Search JTA's historical archive dating back to 1923

Jewish Organizations in U.S. React Sharply to Vatican Developments

April 26, 1965
See Original Daily Bulletin From This Date

The American Jewish Committee and the American Jewish Congress issued statements today indicating their sharp reaction to the new developments at the Vatican in connection with the Declaration on the Jews, which is to come for final adoption before the next session of the Ecumencial Council, which opens in September. Declaring that the report on the rising opposition against the final adoption of this document “fills us with sadness and keen disappointment,” Morris B. Abram, president of the American Jewish Committee, said:

“The introduction of a political factor brought about by Arab pressures astonishes us because, only last May, Pope Paul VI, man audience graciously granted to an American Jewish Committee delegation, himself emphatically expressed the view that this concern with Christian-Jewish relations was solely a religious matter. The theological aspect to which the Times correspondent alludes has received the most intensive scrutiny and deliberation since the Ecumenical Council was first conceived by the late Pope John XXIII of blessed memory. The vote in favor of adoption in principle of the text as it emerged from the third session was 1,992 to 99.

“This action received the universal acclaim of all men of good will the world over, regardless of religious persuasion. A new era in antireligious understanding was about to be born. We pray that the vast forces of enlightenment in the Catholic Church will prevail, and that the final action of the Ecumenical Council will forge an unbreakable bond of human brotherhood, so desperately needed in this strife-torn world,” Mr. Abram declared.

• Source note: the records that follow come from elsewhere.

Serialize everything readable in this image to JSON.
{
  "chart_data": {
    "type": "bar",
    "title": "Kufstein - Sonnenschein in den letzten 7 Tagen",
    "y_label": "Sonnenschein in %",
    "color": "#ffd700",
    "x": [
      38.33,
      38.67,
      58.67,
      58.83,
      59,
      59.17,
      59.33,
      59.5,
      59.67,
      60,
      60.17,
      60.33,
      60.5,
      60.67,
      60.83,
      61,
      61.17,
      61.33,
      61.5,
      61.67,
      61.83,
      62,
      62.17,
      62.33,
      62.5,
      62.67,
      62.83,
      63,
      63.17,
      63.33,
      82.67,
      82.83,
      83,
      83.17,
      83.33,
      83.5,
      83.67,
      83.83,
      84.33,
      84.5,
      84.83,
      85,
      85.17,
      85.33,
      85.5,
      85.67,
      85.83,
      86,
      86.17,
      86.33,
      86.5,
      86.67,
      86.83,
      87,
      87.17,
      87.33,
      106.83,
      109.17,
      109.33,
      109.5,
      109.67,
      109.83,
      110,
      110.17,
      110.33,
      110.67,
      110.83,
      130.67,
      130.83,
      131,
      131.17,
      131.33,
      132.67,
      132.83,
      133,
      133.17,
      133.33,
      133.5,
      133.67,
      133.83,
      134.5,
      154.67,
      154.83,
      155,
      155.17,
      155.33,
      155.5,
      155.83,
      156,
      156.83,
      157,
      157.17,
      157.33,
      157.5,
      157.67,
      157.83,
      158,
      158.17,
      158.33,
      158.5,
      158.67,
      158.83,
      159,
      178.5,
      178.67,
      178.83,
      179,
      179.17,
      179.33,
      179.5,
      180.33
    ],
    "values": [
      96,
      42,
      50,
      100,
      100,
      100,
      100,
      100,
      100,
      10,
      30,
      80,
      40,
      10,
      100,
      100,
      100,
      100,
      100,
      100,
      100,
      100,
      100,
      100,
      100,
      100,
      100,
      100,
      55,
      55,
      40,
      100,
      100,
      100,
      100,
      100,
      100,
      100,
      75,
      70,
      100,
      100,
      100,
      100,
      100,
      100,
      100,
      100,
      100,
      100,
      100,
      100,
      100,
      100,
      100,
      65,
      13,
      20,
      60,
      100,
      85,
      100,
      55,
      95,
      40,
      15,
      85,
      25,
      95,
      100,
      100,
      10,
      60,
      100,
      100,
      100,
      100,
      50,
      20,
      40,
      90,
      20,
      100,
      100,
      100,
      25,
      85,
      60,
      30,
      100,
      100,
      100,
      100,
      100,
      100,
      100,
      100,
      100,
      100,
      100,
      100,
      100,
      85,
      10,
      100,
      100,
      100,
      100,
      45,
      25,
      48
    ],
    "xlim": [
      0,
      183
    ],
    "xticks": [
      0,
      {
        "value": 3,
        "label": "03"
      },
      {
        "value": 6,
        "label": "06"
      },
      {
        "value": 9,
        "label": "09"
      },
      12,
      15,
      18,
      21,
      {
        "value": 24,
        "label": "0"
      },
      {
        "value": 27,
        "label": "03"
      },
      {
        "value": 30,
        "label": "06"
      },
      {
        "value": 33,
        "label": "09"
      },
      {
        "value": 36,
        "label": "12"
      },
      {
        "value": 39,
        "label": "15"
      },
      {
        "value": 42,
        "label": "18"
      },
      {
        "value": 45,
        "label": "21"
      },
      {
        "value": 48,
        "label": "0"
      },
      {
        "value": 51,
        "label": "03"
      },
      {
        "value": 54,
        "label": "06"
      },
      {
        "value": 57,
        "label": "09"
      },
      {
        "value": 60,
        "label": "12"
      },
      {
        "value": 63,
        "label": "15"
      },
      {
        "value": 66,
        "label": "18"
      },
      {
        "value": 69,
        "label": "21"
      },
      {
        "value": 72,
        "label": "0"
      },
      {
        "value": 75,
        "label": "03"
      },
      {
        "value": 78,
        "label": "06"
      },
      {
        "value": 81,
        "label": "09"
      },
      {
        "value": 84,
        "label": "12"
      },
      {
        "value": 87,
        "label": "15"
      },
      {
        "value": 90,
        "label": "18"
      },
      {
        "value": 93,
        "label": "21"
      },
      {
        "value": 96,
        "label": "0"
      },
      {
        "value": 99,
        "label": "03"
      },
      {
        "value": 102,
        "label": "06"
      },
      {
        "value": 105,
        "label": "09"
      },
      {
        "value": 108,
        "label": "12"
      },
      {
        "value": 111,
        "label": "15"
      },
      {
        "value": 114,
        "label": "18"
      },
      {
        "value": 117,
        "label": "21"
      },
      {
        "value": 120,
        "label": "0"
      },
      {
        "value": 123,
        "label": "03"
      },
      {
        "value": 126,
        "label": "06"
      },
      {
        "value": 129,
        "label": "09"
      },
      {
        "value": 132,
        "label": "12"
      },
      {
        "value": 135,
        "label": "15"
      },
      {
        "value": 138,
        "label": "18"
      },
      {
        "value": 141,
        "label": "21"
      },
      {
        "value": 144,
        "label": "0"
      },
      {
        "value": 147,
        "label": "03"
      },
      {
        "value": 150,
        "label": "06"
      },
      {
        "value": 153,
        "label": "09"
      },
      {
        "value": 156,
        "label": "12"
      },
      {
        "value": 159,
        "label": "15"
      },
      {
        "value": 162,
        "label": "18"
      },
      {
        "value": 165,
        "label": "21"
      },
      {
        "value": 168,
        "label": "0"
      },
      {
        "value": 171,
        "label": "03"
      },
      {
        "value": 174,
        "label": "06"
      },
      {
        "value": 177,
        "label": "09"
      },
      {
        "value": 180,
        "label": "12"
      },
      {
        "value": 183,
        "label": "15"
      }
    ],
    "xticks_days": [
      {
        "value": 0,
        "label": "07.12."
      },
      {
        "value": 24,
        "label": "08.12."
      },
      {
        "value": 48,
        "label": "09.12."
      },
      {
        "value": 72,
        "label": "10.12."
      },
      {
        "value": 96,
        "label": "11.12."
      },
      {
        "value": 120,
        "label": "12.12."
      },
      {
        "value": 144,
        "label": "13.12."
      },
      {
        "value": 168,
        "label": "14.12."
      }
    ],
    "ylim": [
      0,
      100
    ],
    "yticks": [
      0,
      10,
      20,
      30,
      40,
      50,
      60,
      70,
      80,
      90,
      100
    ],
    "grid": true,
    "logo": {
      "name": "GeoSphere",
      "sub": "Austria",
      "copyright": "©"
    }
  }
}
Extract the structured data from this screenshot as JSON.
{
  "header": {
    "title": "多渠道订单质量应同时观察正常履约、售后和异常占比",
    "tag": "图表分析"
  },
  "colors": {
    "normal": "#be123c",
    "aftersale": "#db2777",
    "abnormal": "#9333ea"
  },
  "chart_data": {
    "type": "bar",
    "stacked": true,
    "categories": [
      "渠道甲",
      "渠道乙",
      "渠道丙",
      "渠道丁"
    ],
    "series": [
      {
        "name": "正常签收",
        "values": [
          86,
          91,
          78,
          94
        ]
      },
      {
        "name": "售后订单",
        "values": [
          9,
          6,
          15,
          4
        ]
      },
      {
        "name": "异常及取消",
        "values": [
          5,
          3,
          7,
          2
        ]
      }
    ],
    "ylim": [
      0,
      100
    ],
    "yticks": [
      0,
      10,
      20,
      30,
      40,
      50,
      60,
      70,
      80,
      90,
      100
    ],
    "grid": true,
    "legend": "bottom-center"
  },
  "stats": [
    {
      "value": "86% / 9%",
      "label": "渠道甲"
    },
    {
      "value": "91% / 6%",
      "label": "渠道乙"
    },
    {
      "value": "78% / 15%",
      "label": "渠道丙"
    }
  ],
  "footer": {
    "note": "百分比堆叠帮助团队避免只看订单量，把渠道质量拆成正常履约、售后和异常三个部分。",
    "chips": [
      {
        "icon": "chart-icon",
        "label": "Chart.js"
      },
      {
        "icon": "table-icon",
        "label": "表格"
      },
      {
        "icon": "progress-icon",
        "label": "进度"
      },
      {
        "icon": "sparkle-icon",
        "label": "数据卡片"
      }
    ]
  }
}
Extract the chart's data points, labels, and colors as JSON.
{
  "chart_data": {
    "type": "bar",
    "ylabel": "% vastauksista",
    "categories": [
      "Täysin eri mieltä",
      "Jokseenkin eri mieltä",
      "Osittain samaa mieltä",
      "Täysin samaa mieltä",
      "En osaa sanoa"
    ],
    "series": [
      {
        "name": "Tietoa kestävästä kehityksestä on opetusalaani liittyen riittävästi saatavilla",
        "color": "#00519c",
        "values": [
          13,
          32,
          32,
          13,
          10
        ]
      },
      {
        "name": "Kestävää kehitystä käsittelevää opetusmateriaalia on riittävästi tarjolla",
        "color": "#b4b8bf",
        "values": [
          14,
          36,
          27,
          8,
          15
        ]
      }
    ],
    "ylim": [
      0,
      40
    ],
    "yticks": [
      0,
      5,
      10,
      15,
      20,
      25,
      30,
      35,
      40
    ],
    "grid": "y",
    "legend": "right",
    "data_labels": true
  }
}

Dr. Joachim Prinz, president of the American Jewish Congress, declared: “The Vatican Council Schema on the Jews was drafted out of recognition that Catholic doctrine has, over the centuries, been a hidden but major cause of anti-Semitism The decision of the Catholic fathers to draft a statement on the Jews should thus be seen not as an effort to exonerate the Jews from the guilt of deicide, but as a means of exonerating the Church from the role its teachings have played in anti-Semitism and the horrors resulting from it.

“As the Catholic Church examines the effect its teachings have had on the history of anti-Semitism, the Jewish people have no role to play but to await with patience and dignity that act of Catholic conscience which is represented in the Schema,” Dr. Prinz stressed.